The reactions in the mailbag to ESPN's coverage of the Little League World Series were almost unanimously positive. The ratings were good, the coverage was first-rate and the announcers remained true to the storylines of the games. The sidebars were informative, humanizing, touching and uplifting. The cameras told the story of the pressure on the players, as well as the pressure felt by their parents. To paraphrase an old saying, "For the parents of a Little Leaguer, a baseball game is simply a nervous breakdown captured in six innings."

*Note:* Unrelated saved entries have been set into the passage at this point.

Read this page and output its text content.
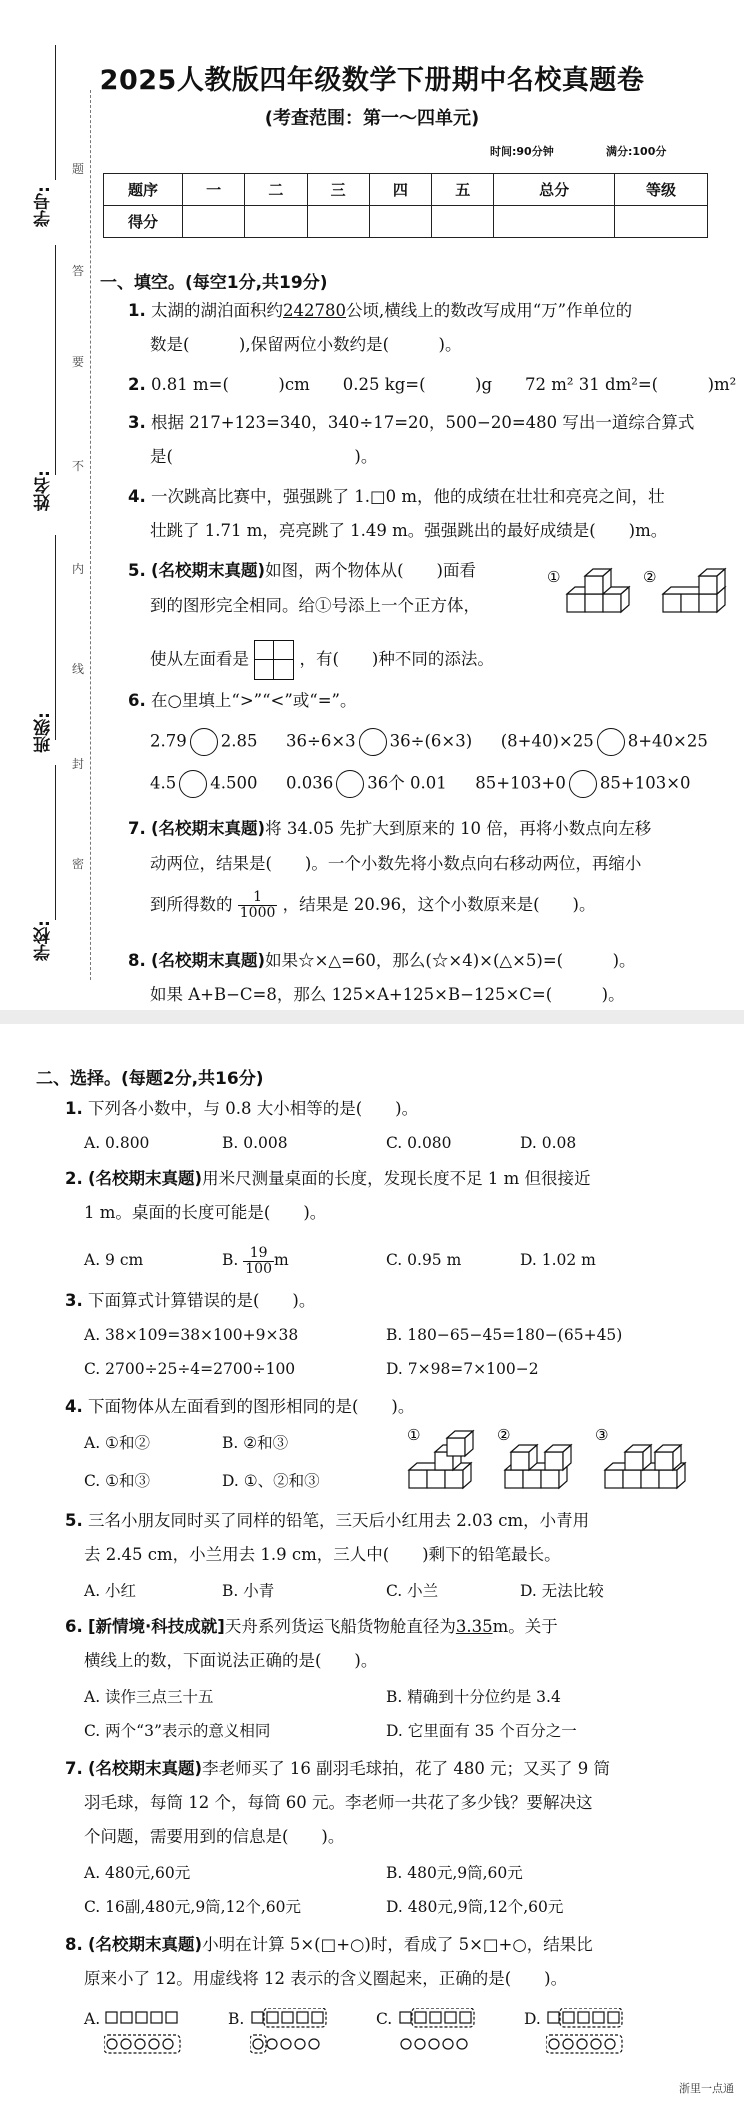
学号:
姓名:
班级:
学校:
题
答
要
不
内
线
封
密
2025人教版四年级数学下册期中名校真题卷
(考查范围：第一～四单元)
时间:90分钟	满分:100分
题序	一	二	三	四	五	总分	等级
得分							
一、填空。(每空1分,共19分)
1. 太湖的湖泊面积约242780公顷,横线上的数改写成用“万”作单位的
数是(　　　),保留两位小数约是(　　　)。
2. 0.81 m=(　　　)cm　　0.25 kg=(　　　)g　　72 m² 31 dm²=(　　　)m²
3. 根据 217+123=340，340÷17=20，500−20=480 写出一道综合算式
是(　　　　　　　　　　　)。
4. 一次跳高比赛中，强强跳了 1.□0 m，他的成绩在壮壮和亮亮之间，壮
壮跳了 1.71 m，亮亮跳了 1.49 m。强强跳出的最好成绩是(　　)m。
5. (名校期末真题)如图，两个物体从(　　)面看
到的图形完全相同。给①号添上一个正方体，
使从左面看是	，有(　　)种不同的添法。
①	②
6. 在○里填上“>”“<”或“=”。
2.79 2.85 36÷6×3 36÷(6×3) (8+40)×25 8+40×25
4.5 4.500 0.036 36个 0.01 85+103+0 85+103×0
7. (名校期末真题)将 34.05 先扩大到原来的 10 倍，再将小数点向左移
动两位，结果是(　　)。一个小数先将小数点向右移动两位，再缩小
到所得数的 $\frac{1}{1000}$ ，结果是 20.96，这个小数原来是(　　)。
8. (名校期末真题)如果☆×△=60，那么(☆×4)×(△×5)=(　　　)。
如果 A+B−C=8，那么 125×A+125×B−125×C=(　　　)。
二、选择。(每题2分,共16分)
1. 下列各小数中，与 0.8 大小相等的是(　　)。
A. 0.800	B. 0.008	C. 0.080	D. 0.08
2. (名校期末真题)用米尺测量桌面的长度，发现长度不足 1 m 但很接近
1 m。桌面的长度可能是(　　)。
A. 9 cm	B. $\frac{19}{100}$ m	C. 0.95 m	D. 1.02 m
3. 下面算式计算错误的是(　　)。
A. 38×109=38×100+9×38	B. 180−65−45=180−(65+45)
C. 2700÷25÷4=2700÷100	D. 7×98=7×100−2
4. 下面物体从左面看到的图形相同的是(　　)。
A. ①和②	B. ②和③
C. ①和③	D. ①、②和③
①	②	③
5. 三名小朋友同时买了同样的铅笔，三天后小红用去 2.03 cm，小青用
去 2.45 cm，小兰用去 1.9 cm，三人中(　　)剩下的铅笔最长。
A. 小红	B. 小青	C. 小兰	D. 无法比较
6. [新情境·科技成就]天舟系列货运飞船货物舱直径为3.35m。关于
横线上的数，下面说法正确的是(　　)。
A. 读作三点三十五	B. 精确到十分位约是 3.4
C. 两个“3”表示的意义相同	D. 它里面有 35 个百分之一
7. (名校期末真题)李老师买了 16 副羽毛球拍，花了 480 元；又买了 9 筒
羽毛球，每筒 12 个，每筒 60 元。李老师一共花了多少钱？要解决这
个问题，需要用到的信息是(　　)。
A. 480元,60元	B. 480元,9筒,60元
C. 16副,480元,9筒,12个,60元	D. 480元,9筒,12个,60元
8. (名校期末真题)小明在计算 5×(□+○)时，看成了 5×□+○，结果比
原来小了 12。用虚线将 12 表示的含义圈起来，正确的是(　　)。
A.	B.	C.	D.
浙里一点通
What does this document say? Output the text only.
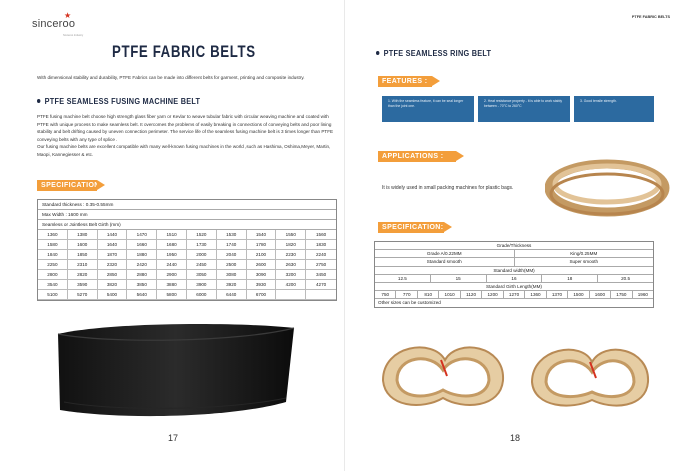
sinceroo
★
Sinceroo Industry
PTFE FABRIC BELTS
With dimensional stability and durability, PTFE Fabrics can be made into different belts for garment, printing and composite industry.
PTFE SEAMLESS FUSING MACHINE BELT
PTFE fusing machine belt choose high strength glass fiber yarn or Kevlar to weave tubular fabric with circular weaving machine and coated with PTFE with unique process to make seamless belt. It overcomes the problems of easily breaking in connections of conveying belts and poor lining stability and belt drifting caused by uneven connection perimeter. The service life of the seamless fusing machine belt is 3 times longer than PTFE conveying belts with any type of splice .
Our fusing machine belts are excellent compatible with many well-known fusing machines in the world ,such as Hashima, Oshima,Meyer, Martin, Maopi, Kannegiesser & etc.
SPECIFICATION:
Standard thickness : 0.35-0.55mm
Max Width : 1600 mm
Seamless or Jointless Belt Girth (mm)
1360	1380	1440	1470	1510	1520	1530	1540	1550	1560
1580	1600	1640	1660	1680	1730	1740	1780	1820	1830
1840	1850	1870	1880	1950	2000	2040	2100	2230	2240
2250	2310	2320	2420	2440	2450	2500	2600	2630	2750
2800	2820	2850	2880	2900	3050	3080	3090	3200	3450
3540	3590	3820	3850	3880	3900	3920	3930	4200	4270
5100	5270	5400	5640	5800	6000	6440	6700
17
PTFE FABRIC BELTS
PTFE SEAMLESS RING BELT
FEATURES :
1. With the seamless feature, it can be seal longer than the joint one.
2. Heat resistance property - It is able to work stably between - 70°C to 260°C
3. Good tensile strength.
APPLICATIONS :
It is widely used in small packing machines for plastic bags.
SPECIFICATION:
Grade/Thickness
Grade A/0.22MM	King/0.25MM
Standard smooth	Super smooth
Standard width(MM)
12.5	15	16	18	20.5
Standard Girth Length(MM)
750	770	810	1010	1120	1200	1270	1360	1370	1500	1600	1750	1960
Other sizes can be customized
18
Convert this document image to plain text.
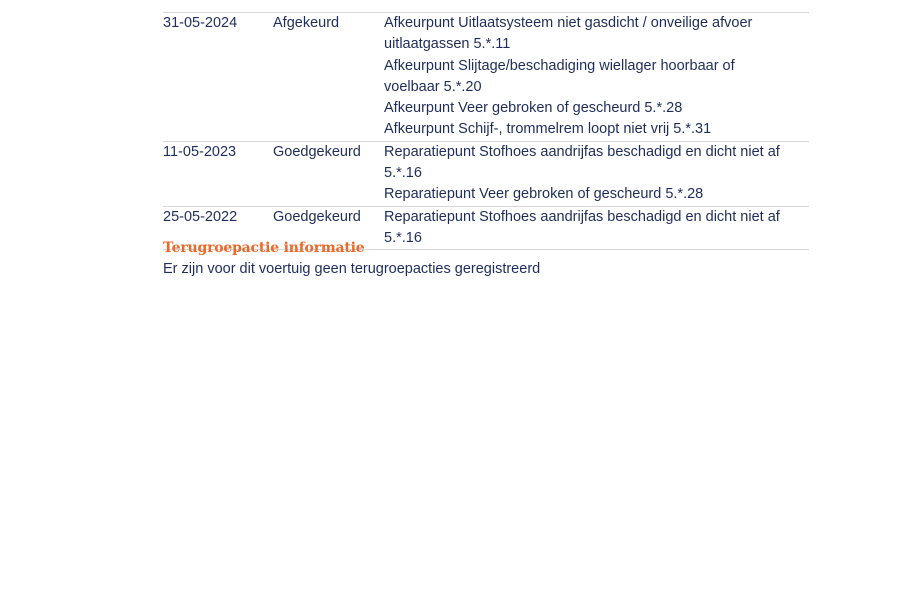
31-05-2024	Afgekeurd	Afkeurpunt Uitlaatsysteem niet gasdicht / onveilige afvoer uitlaatgassen 5.*.11
Afkeurpunt Slijtage/beschadiging wiellager hoorbaar of voelbaar 5.*.20
Afkeurpunt Veer gebroken of gescheurd 5.*.28
Afkeurpunt Schijf-, trommelrem loopt niet vrij 5.*.31
11-05-2023	Goedgekeurd	Reparatiepunt Stofhoes aandrijfas beschadigd en dicht niet af 5.*.16
Reparatiepunt Veer gebroken of gescheurd 5.*.28
25-05-2022	Goedgekeurd	Reparatiepunt Stofhoes aandrijfas beschadigd en dicht niet af 5.*.16
Terugroepactie informatie
Er zijn voor dit voertuig geen terugroepacties geregistreerd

But an underlying thread in your letters seemed to go beyond just praise for the telecast -- and perhaps there's a lesson here for ESPN and the sports world it covers. Can it be that the fans crave events contested by "sportsmen" regardless of their age or the level of their performance? No, it wasn't "big league ball," but the competition was intense and the players were talented and passionate. Each home run captured the unbridled joy of the hitter, the deep anguish of the pitcher, and the viewer could revel in both.
One moment exemplified what viewers found so enthralling. As a young Californian circled the bases after hitting a game-tying home run, one of the Georgia infielders gave him a smile and a congratulatory tap on the shoulder. A brief but touching reminder of what true sportsmanship is. But it wasn't the only example. There were no glares from players questioning balls and strikes. There was no arguing the tag at home. There was no showboating or taunting.
Contrast this with what's seen on "SportsCenter" or any local newscast -- the look-at-me egocentrism, bench-clearing brawls, DUI crashes, sexual assaults, paternity suits, drug infractions, union disputes, near-bankrupt cities building billion-dollar stadiums for teams that can afford $200 million payrolls.
There is no question that all these things need to be covered along with the scores and incredible feats that make up today's world of competition. Sports have always been popular because they encompass the incredible highs and lows of triumph and tragedy. But today's ever-increasing curse of a dark underbelly that reflects the seamier side of our culture is real, and it's part of life.
The Little League World Series was a pleasant reminder that, at their core, sports can be about the dreams of the players, their teammates, their coaches, their parents and their towns. And watching 12- and 13-year-old kids play a game for the sheer joy of doing it can teach us all valuable lessons about life.